RegexOptions.Compiled
While Regular Expressions are generally pretty fast, they can slow things down a bit if they are very complex and executed many times, e.g. in a loop. For these situations, you may want to use the RegexOptions.Compiled modifier, which will allow the framework to compile the Regex into an assembly. This costs a little extra time when you create it, compared to just instantiating a Regex object normally, but it will make all subsequent Regex operations (matches etc.) faster:
Regex compiledRegex = new Regex("[a-z]*", RegexOptions.Compiled);
More modifiers
The above modifiers are the most interesting ones, but there's a few more, which we'll just go through a bit faster:
- RegexOptions.CultureInvariant: With this modifier, cultural differences in language is ignored. This is mostly relevant if your application works with multiple non-English languages.
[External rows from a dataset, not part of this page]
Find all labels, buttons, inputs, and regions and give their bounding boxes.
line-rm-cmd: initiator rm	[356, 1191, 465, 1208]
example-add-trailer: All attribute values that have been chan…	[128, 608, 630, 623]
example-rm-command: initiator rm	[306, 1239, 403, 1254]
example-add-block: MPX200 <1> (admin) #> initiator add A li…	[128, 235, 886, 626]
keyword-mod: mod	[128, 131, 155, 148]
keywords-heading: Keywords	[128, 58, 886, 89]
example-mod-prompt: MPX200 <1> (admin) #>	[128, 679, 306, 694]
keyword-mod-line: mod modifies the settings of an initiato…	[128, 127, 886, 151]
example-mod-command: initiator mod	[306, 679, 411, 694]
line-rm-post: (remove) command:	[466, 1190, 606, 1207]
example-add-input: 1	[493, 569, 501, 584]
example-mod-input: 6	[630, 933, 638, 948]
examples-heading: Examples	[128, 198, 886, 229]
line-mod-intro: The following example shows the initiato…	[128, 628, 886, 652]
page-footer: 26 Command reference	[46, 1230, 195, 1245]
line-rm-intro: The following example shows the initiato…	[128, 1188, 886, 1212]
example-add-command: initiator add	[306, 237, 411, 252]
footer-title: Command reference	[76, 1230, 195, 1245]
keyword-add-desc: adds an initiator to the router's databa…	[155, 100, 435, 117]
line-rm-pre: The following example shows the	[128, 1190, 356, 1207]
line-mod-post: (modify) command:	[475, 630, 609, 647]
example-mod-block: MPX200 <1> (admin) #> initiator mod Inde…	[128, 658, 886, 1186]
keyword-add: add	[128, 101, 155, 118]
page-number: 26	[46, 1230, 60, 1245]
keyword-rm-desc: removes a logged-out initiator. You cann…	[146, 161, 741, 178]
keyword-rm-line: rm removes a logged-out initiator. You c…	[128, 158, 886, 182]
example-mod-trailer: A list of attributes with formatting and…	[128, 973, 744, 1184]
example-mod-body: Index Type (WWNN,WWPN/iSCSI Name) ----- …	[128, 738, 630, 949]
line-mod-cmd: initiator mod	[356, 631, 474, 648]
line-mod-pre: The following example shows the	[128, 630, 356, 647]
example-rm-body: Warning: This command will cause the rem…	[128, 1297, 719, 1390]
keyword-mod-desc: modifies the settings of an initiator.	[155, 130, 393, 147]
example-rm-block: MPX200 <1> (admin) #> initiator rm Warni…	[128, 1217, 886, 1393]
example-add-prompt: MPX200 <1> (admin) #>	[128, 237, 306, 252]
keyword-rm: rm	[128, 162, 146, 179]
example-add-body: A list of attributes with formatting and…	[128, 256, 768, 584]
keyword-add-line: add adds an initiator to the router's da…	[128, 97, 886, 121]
- RegexOptions.ECMAScript: Changes the Regex variant used from the .NET specific version to the ECMAScript standard. This should rarely be necessary.
- RegexOptions.ExplicitCapture: Normally, a set of parentheses in a Regex acts as a capturing group, allowing you to access each captured value through an index. If you specify the ExplicitCapture modifier, this behavior is changed so that only named groups are captured and stored for later retrieval.
- RegexOptions.IgnorePatternWhitespace: When this modifier is enabled, whitespace in the Regex is ignored and you are even allowed to include comments, prefixed with the hash (#) char.
- RegexOptions.RightToLeft: Changes matching to start from right and move left, instead of the default from left to right.
Summary
As you can see, there are many important Regex modifiers that you should know about to take full advantage of Regular Expressions, to support as many use-cases as possible.